Are the dominoes getting bigger. First it was Northern Rock, and at around the same time, German bank IKB; more recently, Bear Stearns; who will be next? How about this one: Iceland.
Iceland has been suffering under a massive deficit on its current account, inflation has been soaring – a recent estimate from Bloomberg put it at 8.4 per cent this month, and its currency, the krona, has been tumbling.
Some have been warning that the nation’s banks might be in trouble too, so that is bad news all around.
Then yesterday, Iceland’s central bank upped the interest rate by 1.25 per cent to a crippling 15 per cent.

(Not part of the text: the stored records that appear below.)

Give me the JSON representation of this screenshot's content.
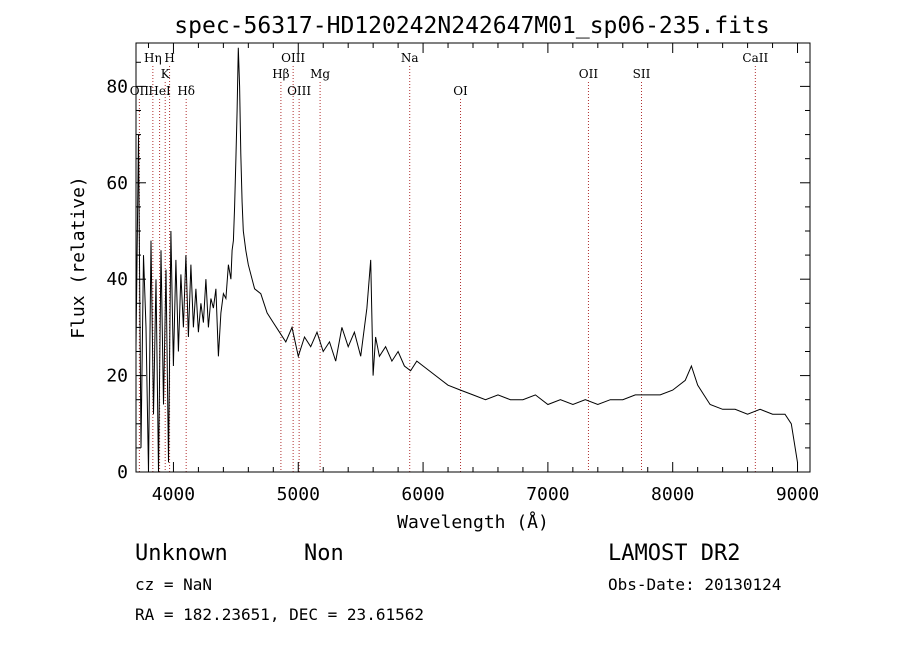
{
  "chart_data": {
    "type": "line",
    "title": "spec-56317-HD120242N242647M01_sp06-235.fits",
    "xlabel": "Wavelength (Å)",
    "ylabel": "Flux (relative)",
    "xlim": [
      3700,
      9100
    ],
    "ylim": [
      0,
      89
    ],
    "x_ticks": [
      4000,
      5000,
      6000,
      7000,
      8000,
      9000
    ],
    "y_ticks": [
      0,
      20,
      40,
      60,
      80
    ],
    "grid": false,
    "series": [
      {
        "x": [
          3700,
          3720,
          3740,
          3760,
          3780,
          3800,
          3820,
          3840,
          3860,
          3880,
          3900,
          3920,
          3940,
          3960,
          3980,
          4000,
          4020,
          4040,
          4060,
          4080,
          4100,
          4120,
          4140,
          4160,
          4180,
          4200,
          4220,
          4240,
          4260,
          4280,
          4300,
          4320,
          4340,
          4360,
          4380,
          4400,
          4420,
          4440,
          4460,
          4470,
          4480,
          4490,
          4500,
          4510,
          4520,
          4530,
          4540,
          4550,
          4560,
          4580,
          4600,
          4650,
          4700,
          4750,
          4800,
          4850,
          4900,
          4950,
          5000,
          5050,
          5100,
          5150,
          5200,
          5250,
          5300,
          5350,
          5400,
          5450,
          5500,
          5550,
          5580,
          5600,
          5620,
          5650,
          5700,
          5750,
          5800,
          5850,
          5900,
          5950,
          6000,
          6100,
          6200,
          6300,
          6400,
          6500,
          6600,
          6700,
          6800,
          6900,
          7000,
          7100,
          7200,
          7300,
          7400,
          7500,
          7600,
          7700,
          7800,
          7900,
          8000,
          8100,
          8150,
          8200,
          8250,
          8300,
          8400,
          8500,
          8600,
          8700,
          8800,
          8900,
          8950,
          9000
        ],
        "y": [
          26,
          70,
          5,
          45,
          30,
          0,
          48,
          12,
          40,
          0,
          46,
          14,
          42,
          2,
          50,
          22,
          44,
          25,
          41,
          30,
          45,
          28,
          43,
          30,
          38,
          29,
          35,
          31,
          40,
          30,
          36,
          34,
          38,
          24,
          33,
          37,
          36,
          43,
          40,
          46,
          48,
          55,
          65,
          75,
          88,
          80,
          66,
          56,
          50,
          46,
          43,
          38,
          37,
          33,
          31,
          29,
          27,
          30,
          24,
          28,
          26,
          29,
          25,
          27,
          23,
          30,
          26,
          29,
          24,
          34,
          44,
          20,
          28,
          24,
          26,
          23,
          25,
          22,
          21,
          23,
          22,
          20,
          18,
          17,
          16,
          15,
          16,
          15,
          15,
          16,
          14,
          15,
          14,
          15,
          14,
          15,
          15,
          16,
          16,
          16,
          17,
          19,
          22,
          18,
          16,
          14,
          13,
          13,
          12,
          13,
          12,
          12,
          10,
          2
        ]
      }
    ],
    "line_markers": [
      {
        "name": "Hη",
        "wavelength": 3835,
        "row": 0
      },
      {
        "name": "H",
        "wavelength": 3969,
        "row": 0
      },
      {
        "name": "OIII",
        "wavelength": 4959,
        "row": 0
      },
      {
        "name": "Na",
        "wavelength": 5893,
        "row": 0
      },
      {
        "name": "CaII",
        "wavelength": 8662,
        "row": 0
      },
      {
        "name": "K",
        "wavelength": 3934,
        "row": 1
      },
      {
        "name": "Hβ",
        "wavelength": 4861,
        "row": 1
      },
      {
        "name": "Mg",
        "wavelength": 5175,
        "row": 1
      },
      {
        "name": "OII",
        "wavelength": 7325,
        "row": 1
      },
      {
        "name": "SII",
        "wavelength": 7750,
        "row": 1
      },
      {
        "name": "OII",
        "wavelength": 3727,
        "row": 2
      },
      {
        "name": "HeI",
        "wavelength": 3889,
        "row": 2
      },
      {
        "name": "Hδ",
        "wavelength": 4102,
        "row": 2
      },
      {
        "name": "OIII",
        "wavelength": 5007,
        "row": 2
      },
      {
        "name": "OI",
        "wavelength": 6300,
        "row": 2
      }
    ]
  },
  "info": {
    "class": "Unknown",
    "subclass": "Non",
    "survey": "LAMOST DR2",
    "cz": "cz = NaN",
    "obs_date": "Obs-Date: 20130124",
    "coords": "RA = 182.23651, DEC =  23.61562"
  },
  "colors": {
    "line_marker": "#b03030",
    "spectrum": "#000000"
  }
}
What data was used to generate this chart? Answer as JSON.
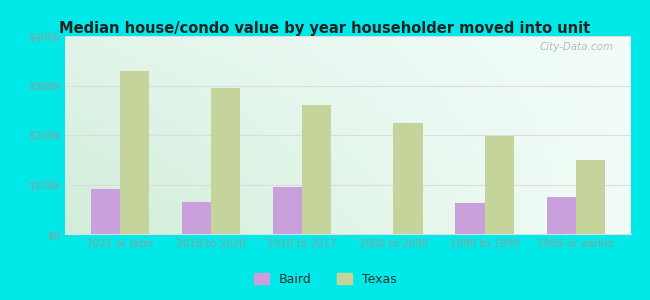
{
  "title": "Median house/condo value by year householder moved into unit",
  "categories": [
    "2021 or later",
    "2018 to 2020",
    "2010 to 2017",
    "2000 to 2009",
    "1990 to 1999",
    "1989 or earlier"
  ],
  "baird_values": [
    90000,
    65000,
    95000,
    0,
    62000,
    75000
  ],
  "texas_values": [
    330000,
    295000,
    260000,
    225000,
    198000,
    150000
  ],
  "baird_color": "#c9a0dc",
  "texas_color": "#c5d49a",
  "background_grad_left": "#d0ecd0",
  "background_grad_right": "#f0faf8",
  "outer_background": "#00e8e8",
  "ylim": [
    0,
    400000
  ],
  "yticks": [
    0,
    100000,
    200000,
    300000,
    400000
  ],
  "ytick_labels": [
    "$0",
    "$100k",
    "$200k",
    "$300k",
    "$400k"
  ],
  "bar_width": 0.32,
  "legend_labels": [
    "Baird",
    "Texas"
  ],
  "watermark": "City-Data.com",
  "tick_color": "#999999",
  "title_color": "#222222",
  "grid_color": "#dddddd"
}
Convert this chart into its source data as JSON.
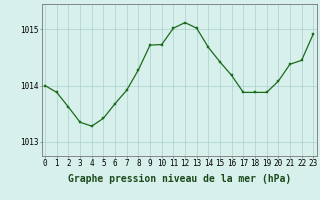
{
  "x": [
    0,
    1,
    2,
    3,
    4,
    5,
    6,
    7,
    8,
    9,
    10,
    11,
    12,
    13,
    14,
    15,
    16,
    17,
    18,
    19,
    20,
    21,
    22,
    23
  ],
  "y": [
    1014.0,
    1013.88,
    1013.62,
    1013.35,
    1013.28,
    1013.42,
    1013.68,
    1013.92,
    1014.28,
    1014.72,
    1014.73,
    1015.02,
    1015.12,
    1015.02,
    1014.68,
    1014.42,
    1014.18,
    1013.88,
    1013.88,
    1013.88,
    1014.08,
    1014.38,
    1014.45,
    1014.92
  ],
  "line_color": "#1a6b1a",
  "marker_color": "#1a6b1a",
  "bg_color": "#d8f0ec",
  "grid_color": "#aacfcf",
  "xlabel": "Graphe pression niveau de la mer (hPa)",
  "xlabel_fontsize": 7,
  "ylim": [
    1012.75,
    1015.45
  ],
  "yticks": [
    1013,
    1014,
    1015
  ],
  "xticks": [
    0,
    1,
    2,
    3,
    4,
    5,
    6,
    7,
    8,
    9,
    10,
    11,
    12,
    13,
    14,
    15,
    16,
    17,
    18,
    19,
    20,
    21,
    22,
    23
  ],
  "tick_fontsize": 5.5,
  "border_color": "#777777"
}
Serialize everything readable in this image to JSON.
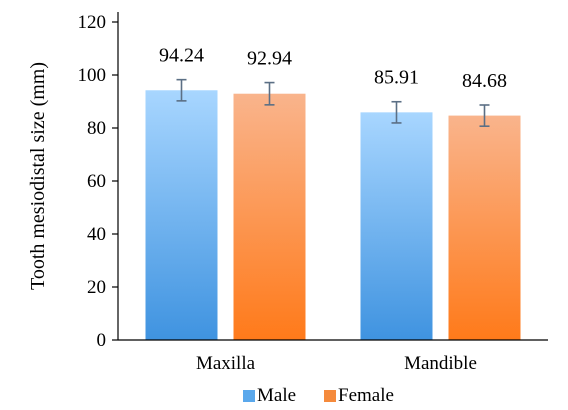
{
  "chart_data": {
    "type": "bar",
    "categories": [
      "Maxilla",
      "Mandible"
    ],
    "series": [
      {
        "name": "Male",
        "values": [
          94.24,
          85.91
        ],
        "error": [
          4.0,
          4.0
        ],
        "color_top": "#a8d6ff",
        "color_bottom": "#3f93e0",
        "legend_color": "#5aa8ec"
      },
      {
        "name": "Female",
        "values": [
          92.94,
          84.68
        ],
        "error": [
          4.2,
          4.0
        ],
        "color_top": "#f9b48c",
        "color_bottom": "#ff7a1a",
        "legend_color": "#f58a3c"
      }
    ],
    "data_labels": [
      [
        "94.24",
        "85.91"
      ],
      [
        "92.94",
        "84.68"
      ]
    ],
    "ylabel": "Tooth mesiodistal size (mm)",
    "xlabel": "",
    "ylim": [
      0,
      120
    ],
    "yticks": [
      0,
      20,
      40,
      60,
      80,
      100,
      120
    ],
    "grid": false,
    "legend": "bottom-center",
    "error_bar_color": "#5b6f85"
  }
}
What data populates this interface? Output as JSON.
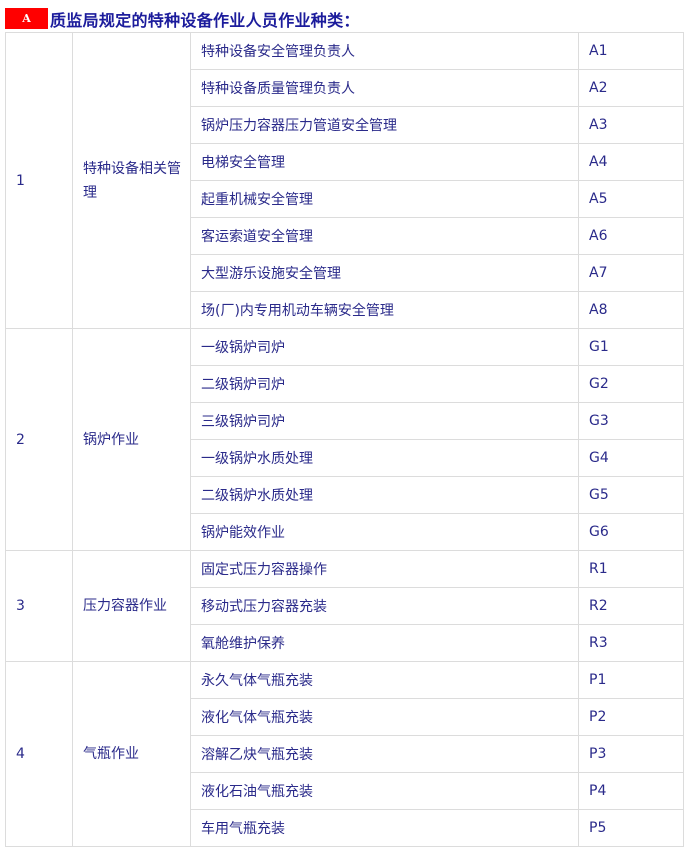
{
  "heading": {
    "badge": "A",
    "title": "质监局规定的特种设备作业人员作业种类："
  },
  "groups": [
    {
      "no": "1",
      "category": "特种设备相关管理",
      "items": [
        {
          "name": "特种设备安全管理负责人",
          "code": "A1"
        },
        {
          "name": "特种设备质量管理负责人",
          "code": "A2"
        },
        {
          "name": "锅炉压力容器压力管道安全管理",
          "code": "A3"
        },
        {
          "name": "电梯安全管理",
          "code": "A4"
        },
        {
          "name": "起重机械安全管理",
          "code": "A5"
        },
        {
          "name": "客运索道安全管理",
          "code": "A6"
        },
        {
          "name": "大型游乐设施安全管理",
          "code": "A7"
        },
        {
          "name": "场(厂)内专用机动车辆安全管理",
          "code": "A8"
        }
      ]
    },
    {
      "no": "2",
      "category": "锅炉作业",
      "items": [
        {
          "name": "一级锅炉司炉",
          "code": "G1"
        },
        {
          "name": "二级锅炉司炉",
          "code": "G2"
        },
        {
          "name": "三级锅炉司炉",
          "code": "G3"
        },
        {
          "name": "一级锅炉水质处理",
          "code": "G4"
        },
        {
          "name": "二级锅炉水质处理",
          "code": "G5"
        },
        {
          "name": "锅炉能效作业",
          "code": "G6"
        }
      ]
    },
    {
      "no": "3",
      "category": "压力容器作业",
      "items": [
        {
          "name": "固定式压力容器操作",
          "code": "R1"
        },
        {
          "name": "移动式压力容器充装",
          "code": "R2"
        },
        {
          "name": "氧舱维护保养",
          "code": "R3"
        }
      ]
    },
    {
      "no": "4",
      "category": "气瓶作业",
      "items": [
        {
          "name": "永久气体气瓶充装",
          "code": "P1"
        },
        {
          "name": "液化气体气瓶充装",
          "code": "P2"
        },
        {
          "name": "溶解乙炔气瓶充装",
          "code": "P3"
        },
        {
          "name": "液化石油气瓶充装",
          "code": "P4"
        },
        {
          "name": "车用气瓶充装",
          "code": "P5"
        }
      ]
    }
  ]
}
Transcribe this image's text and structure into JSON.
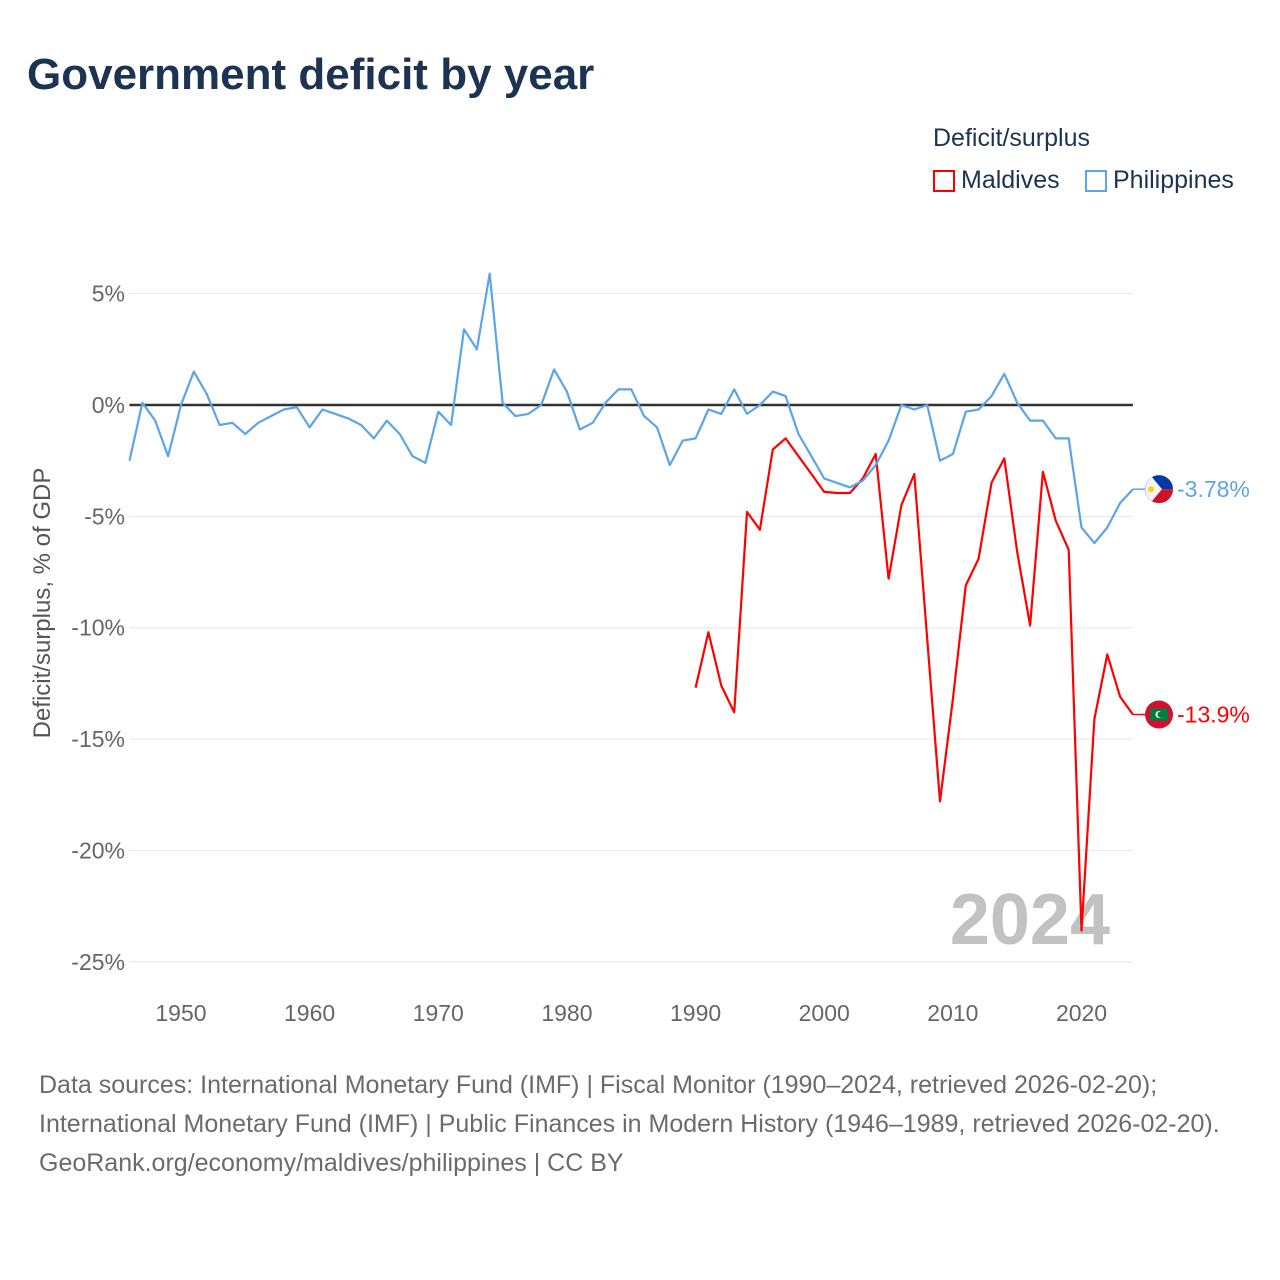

”It will be necessary to continue to pursue a very tight monetary policy in order to bring inflation and inflation expectations under control, and increase confidence in the krona,” read a statement from the bank.
Last year, Iceland’s current account deficit stood at a worrying 15.6 per cent of GDP, putting the deficits of the US, UK and Spain in the shade.
In recent years, Iceland has been characterised by many of its business leaders borrowing huge sums abroad and buying up businesses across the globe. The most spectacular example is Baugur. With shares in, amongst others, Debenhams, Karen Millen and House of Fraser, the Icelandic company owns a big chunk of the UK’s High Street, and has recently been expanding into the US too.